Я оглядываюсь и вижу русский истребитель в 100 метрах за нами.
"Шарновски, стреляй!" Шарновски не издает ни звука. Иван проносится мимо на расстоянии всего несколько сантиметров. Я пытаюсь маневрировать. "Ты что, Шарновски, с ума сошел? Огонь! Я тебя под арест посажу!", кричу я на него. Шарновски не стреляет. Потом говорит медленно: "Я не стреляю, господин лейтенант, потому что вижу, как сзади приближается "Мессершмитт" и если я открою огонь по "Рате", то могу в него случайно попасть". Это закрывает тему, как ее понимает Шарновски, но меня пробивает пот. Трассеры проходят справа и слева. Я раскачиваю машину из стороны в сторону как сумасшедший.
"Можете обернуться. "Ме" сбил эту "Рату." Я накреняю самолет и смотрю назад. Мимо нас проходит "Мессершмитт".
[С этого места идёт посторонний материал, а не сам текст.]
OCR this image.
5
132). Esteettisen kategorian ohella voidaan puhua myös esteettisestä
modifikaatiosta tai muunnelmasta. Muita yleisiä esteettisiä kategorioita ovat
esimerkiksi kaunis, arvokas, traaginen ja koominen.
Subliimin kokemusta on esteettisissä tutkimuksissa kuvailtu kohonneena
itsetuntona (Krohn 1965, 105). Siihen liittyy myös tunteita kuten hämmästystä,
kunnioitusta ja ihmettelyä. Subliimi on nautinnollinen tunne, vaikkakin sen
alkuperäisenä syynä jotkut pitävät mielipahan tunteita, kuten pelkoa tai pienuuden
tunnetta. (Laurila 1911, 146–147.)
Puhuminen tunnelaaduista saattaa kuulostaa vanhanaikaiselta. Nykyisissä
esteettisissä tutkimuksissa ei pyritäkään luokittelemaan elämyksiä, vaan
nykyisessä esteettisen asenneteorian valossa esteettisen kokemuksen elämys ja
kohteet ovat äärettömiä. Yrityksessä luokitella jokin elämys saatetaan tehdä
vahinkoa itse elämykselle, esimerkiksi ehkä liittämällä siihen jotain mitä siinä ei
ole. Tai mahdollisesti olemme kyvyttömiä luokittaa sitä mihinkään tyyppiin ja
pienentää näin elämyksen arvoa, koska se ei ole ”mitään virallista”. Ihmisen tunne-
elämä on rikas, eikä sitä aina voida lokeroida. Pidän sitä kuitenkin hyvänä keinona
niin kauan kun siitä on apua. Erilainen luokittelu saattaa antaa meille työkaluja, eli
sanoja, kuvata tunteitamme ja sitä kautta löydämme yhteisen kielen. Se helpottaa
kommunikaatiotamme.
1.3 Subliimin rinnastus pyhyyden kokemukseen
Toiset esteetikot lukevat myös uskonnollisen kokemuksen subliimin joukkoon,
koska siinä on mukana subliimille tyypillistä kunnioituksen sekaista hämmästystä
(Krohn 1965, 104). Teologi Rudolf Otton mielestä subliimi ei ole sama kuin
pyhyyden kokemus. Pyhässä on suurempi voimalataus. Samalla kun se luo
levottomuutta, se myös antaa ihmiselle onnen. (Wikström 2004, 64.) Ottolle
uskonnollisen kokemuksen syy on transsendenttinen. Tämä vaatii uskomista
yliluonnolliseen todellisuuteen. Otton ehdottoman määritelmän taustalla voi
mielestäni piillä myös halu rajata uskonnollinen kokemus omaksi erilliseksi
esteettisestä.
"Шарновски, будет большим удовольствием подтвердить сбитого для нашего пилота". Он не отвечает. Скорее всего, обиделся на то, что я не доверился раньше его суждениям. Я знаю его, он будет сидеть там и дуться, пока мы не приземлимся. Сколько вылетов мы совершили вместе когда он не размыкал губ все время пока мы находились в воздухе.
После приземления все экипажи выстроены перед штабной палаткой. Стин говорит нам, что командир полка уже звонил и поздравил третью эскадрилью с успехом. Он лично видел впечатляющий взрыв. Стину приказано доложить имя офицера, который нанес решающий удар для того чтобы рекомендовать его к Рыцарскому Кресту Железного креста.
Посмотрев на меня, он говорит: "Прости мне, я сказал коммодору, что настолько горд всей эскадрильей, что предпочел бы наградить за этот успех всех подряд".
В палатке он пожимает мне руку. "Больше в депешах об этом линкоре не прочитаешь", говорит он с мальчишеским смехом.
Звонит командир полка. "Сегодня для третьей день тонущих кораблей. Вылетайте немедленно для еще одной атаки на "Киров", стоящий на якоре позади обломков "Марата". Успешной охоты!" Фотографии, снятые самым последним самолетом показывают, что Марат разломился надвое. Это видно на фотографии, которая сделана после того, как огромное облако дыма стало рассеиваться. Снова звонит телефон: "Стин, не разглядели, куда упала моя бомба? Я не видел, и Пекрун тоже".
"Она упала в море, господин полковник, за несколько минут до атаки".
Мы, молодежь, сидящая в палатке, с трудом сохраняем невозмутимые лица. Короткий треск в трубке и это все. Мы не виним нашего полковника, который по возрасту годится нам в отцы, вероятно, он занервничал и преждевременно нажал переключатель бомбосбрасывателя. Он заслуживает всяческих похвал за то, что сам летает с нами в такие трудные миссии. Между пятидесятилетними и двадцатипятилетними пилотами - большая разница. Это особенно верно для тех, кто летает на пикирующих бомбардировщиках.